No, there is no reason to think that the human brain is capable of computing anything that isn't Church-Turing computable. Luckily no translation actually requires a "general solution" of the problem formally.
Sorry, missed this. I'll try to explain. A real computer doesn't actually have an infinite tape (memory) like a canonical Turing Machine, it's actually a finite state machine with a vast amount of possible states that we conveniently think about as analogous to a Turing machine, hence the the halting problem is actually solvable (just not in practice) for real hardware.
Given content that can be expressed in two languages in a text of finite length, you could in theory enumerate all the possible translated texts.
Maybe there are examples of texts that can't be translated even by humans? Language Log has discussions about so-called words that can't be translated regularly and generally rejects that concept, but maybe whole texts are more difficult. The I-Ching has several translations that don't resemble each other very much and it's common knowledge that a translation can be either accurate or beautiful but rarely both.
It is hard to say what the non-physical is. However, it can be detected. For example, if we could, say, solve the halting problem, then whatever part of us is doing the solving cannot be physical, since everything physical can be computed by a Turing machine.
So, in general the non-physical is defined negatively. The physical is defined by physical limitations, i.e. the laws of physics and computation, and thus anything that surpasses those limitations is non-physical.
There is no algorithm for checking whether a system can solve the halting problem or not, the reduction to the halting problem is quite simple. But that's besides the point.
If you found something that could solve the halting problem and you're lucky enough to be able to prove it for this special case, that would just mean that the assumption that everything physical can be computed by a Turing machine is wrong. It works the same way with anything else that we think of as "impossible". If you observed an apple falling towards the sky that doesn't mean that the apple is non-physical, it just points to a serious flaw in our understanding of gravity. Experiments trump all physical theories.
Technically, we already recognize the world is non-physical. Materialists defined materialism to things bumping into each other. Now we know there are things like field effects, attraction, and action at a distance. So there is a non-bumping substrate that the bumping things exist within. Thus, strict physicalism is already known to be false.
No it doesn't. It just implies that everything that causally interacts with the observable reality is physical. It leaves open the door for an immortal soul, it's just that the existence or nonexistence of the soul has absolutely no effect on the observable universe.
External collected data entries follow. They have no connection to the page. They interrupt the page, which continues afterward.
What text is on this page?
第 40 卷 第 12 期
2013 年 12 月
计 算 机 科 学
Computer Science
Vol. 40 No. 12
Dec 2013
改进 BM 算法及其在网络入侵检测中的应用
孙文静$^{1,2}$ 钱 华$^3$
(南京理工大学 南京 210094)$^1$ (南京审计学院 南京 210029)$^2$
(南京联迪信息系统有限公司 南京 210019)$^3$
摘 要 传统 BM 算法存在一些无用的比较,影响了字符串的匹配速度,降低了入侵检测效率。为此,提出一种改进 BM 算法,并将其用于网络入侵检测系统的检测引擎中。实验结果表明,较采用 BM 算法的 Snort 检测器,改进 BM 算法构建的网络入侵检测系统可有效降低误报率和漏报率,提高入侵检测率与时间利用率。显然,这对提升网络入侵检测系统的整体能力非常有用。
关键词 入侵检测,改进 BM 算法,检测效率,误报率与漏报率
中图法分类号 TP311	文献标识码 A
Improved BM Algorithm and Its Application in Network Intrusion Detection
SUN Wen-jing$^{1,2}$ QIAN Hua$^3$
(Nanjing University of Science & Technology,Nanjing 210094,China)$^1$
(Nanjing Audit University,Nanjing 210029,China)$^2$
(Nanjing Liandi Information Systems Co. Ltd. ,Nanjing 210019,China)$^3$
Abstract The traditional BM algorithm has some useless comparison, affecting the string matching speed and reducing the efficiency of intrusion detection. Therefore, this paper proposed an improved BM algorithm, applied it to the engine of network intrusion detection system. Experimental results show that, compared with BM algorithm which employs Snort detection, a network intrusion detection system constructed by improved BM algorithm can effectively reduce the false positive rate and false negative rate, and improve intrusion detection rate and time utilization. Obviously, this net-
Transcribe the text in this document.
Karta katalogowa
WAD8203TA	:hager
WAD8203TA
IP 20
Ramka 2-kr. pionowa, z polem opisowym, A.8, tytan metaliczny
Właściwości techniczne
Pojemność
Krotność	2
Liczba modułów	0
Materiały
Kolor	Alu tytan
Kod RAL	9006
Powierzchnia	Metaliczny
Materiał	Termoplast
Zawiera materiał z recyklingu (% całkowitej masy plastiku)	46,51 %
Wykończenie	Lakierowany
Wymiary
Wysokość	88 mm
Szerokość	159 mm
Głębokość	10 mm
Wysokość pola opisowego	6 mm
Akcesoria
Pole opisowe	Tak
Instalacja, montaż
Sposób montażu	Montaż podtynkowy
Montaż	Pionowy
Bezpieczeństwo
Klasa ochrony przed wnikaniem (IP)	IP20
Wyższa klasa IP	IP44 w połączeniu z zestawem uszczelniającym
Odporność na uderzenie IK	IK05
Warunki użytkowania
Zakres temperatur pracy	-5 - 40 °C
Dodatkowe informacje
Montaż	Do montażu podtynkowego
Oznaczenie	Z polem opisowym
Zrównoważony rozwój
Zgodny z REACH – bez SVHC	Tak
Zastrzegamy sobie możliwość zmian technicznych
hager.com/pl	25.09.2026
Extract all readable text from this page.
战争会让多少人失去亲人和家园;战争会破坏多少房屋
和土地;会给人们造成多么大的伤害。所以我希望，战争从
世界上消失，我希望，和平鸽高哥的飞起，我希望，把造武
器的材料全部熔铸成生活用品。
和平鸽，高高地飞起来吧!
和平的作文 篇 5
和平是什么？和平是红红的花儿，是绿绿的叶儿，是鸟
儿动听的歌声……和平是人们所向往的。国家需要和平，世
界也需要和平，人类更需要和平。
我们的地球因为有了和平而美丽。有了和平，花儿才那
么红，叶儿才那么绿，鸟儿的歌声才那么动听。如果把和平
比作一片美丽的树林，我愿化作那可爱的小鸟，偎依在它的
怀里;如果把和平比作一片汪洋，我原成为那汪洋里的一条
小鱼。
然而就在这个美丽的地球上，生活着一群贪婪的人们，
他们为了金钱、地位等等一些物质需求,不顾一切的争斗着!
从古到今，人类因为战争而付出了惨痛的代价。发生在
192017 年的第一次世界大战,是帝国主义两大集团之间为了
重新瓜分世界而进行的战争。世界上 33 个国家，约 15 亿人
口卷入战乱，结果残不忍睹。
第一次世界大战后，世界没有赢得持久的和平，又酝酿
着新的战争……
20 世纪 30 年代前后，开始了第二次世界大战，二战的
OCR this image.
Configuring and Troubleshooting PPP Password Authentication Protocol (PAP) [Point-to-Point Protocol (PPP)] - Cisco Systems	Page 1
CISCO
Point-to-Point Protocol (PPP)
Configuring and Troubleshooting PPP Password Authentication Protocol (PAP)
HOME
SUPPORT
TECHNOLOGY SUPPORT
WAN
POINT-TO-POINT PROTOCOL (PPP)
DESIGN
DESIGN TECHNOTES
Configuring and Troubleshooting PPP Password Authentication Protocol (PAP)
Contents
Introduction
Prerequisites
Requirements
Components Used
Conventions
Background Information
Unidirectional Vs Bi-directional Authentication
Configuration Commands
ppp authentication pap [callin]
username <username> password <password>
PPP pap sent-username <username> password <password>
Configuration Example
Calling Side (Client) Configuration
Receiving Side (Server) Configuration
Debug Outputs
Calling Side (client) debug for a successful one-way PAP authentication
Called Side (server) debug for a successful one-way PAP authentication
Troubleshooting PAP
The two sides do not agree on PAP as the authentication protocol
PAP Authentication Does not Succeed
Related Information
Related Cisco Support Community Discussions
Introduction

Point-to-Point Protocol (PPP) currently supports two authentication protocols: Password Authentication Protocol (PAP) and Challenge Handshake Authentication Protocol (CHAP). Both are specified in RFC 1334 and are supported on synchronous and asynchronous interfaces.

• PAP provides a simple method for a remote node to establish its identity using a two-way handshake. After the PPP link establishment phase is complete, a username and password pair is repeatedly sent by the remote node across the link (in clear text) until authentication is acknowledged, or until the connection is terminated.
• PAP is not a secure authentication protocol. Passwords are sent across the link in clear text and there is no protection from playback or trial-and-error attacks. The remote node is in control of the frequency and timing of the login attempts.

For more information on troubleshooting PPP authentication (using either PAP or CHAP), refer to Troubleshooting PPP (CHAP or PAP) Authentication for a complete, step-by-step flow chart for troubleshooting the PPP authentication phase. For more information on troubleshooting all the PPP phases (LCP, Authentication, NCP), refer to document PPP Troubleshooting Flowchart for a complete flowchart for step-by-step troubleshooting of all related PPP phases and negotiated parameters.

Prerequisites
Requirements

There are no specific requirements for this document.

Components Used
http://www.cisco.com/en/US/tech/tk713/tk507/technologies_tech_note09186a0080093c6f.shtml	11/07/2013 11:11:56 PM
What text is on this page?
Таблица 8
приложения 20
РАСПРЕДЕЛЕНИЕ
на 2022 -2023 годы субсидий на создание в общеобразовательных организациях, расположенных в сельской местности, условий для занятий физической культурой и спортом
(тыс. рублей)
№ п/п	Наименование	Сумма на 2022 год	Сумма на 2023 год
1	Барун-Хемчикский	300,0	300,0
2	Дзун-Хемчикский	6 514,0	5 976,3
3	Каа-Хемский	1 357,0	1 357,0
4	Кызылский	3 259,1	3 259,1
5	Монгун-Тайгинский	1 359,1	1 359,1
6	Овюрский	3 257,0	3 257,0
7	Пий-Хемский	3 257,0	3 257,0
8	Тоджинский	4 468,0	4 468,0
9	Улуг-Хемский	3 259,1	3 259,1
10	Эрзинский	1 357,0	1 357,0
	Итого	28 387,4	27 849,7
The term physicalism was introduced a few decades after we figured out Maxwell's equations. If the philosophers defined it to mean things bumping into other things they were frankly poorly informed about the world we live in.
When we will have created human-level AI, changes in language translation will likely be a minor detail on the background of other changes in the world.
Your question sounds like you assume we have a perfect understanding of the brain. At best, our understanding is still very much peripheral. We have no idea how consciousness forms, even if we roughly know where it is located.
No, I didn’t assume we have a perfect understanding of the human brain, simply that nothing magical is happening and that we will eventually be able to better understand it.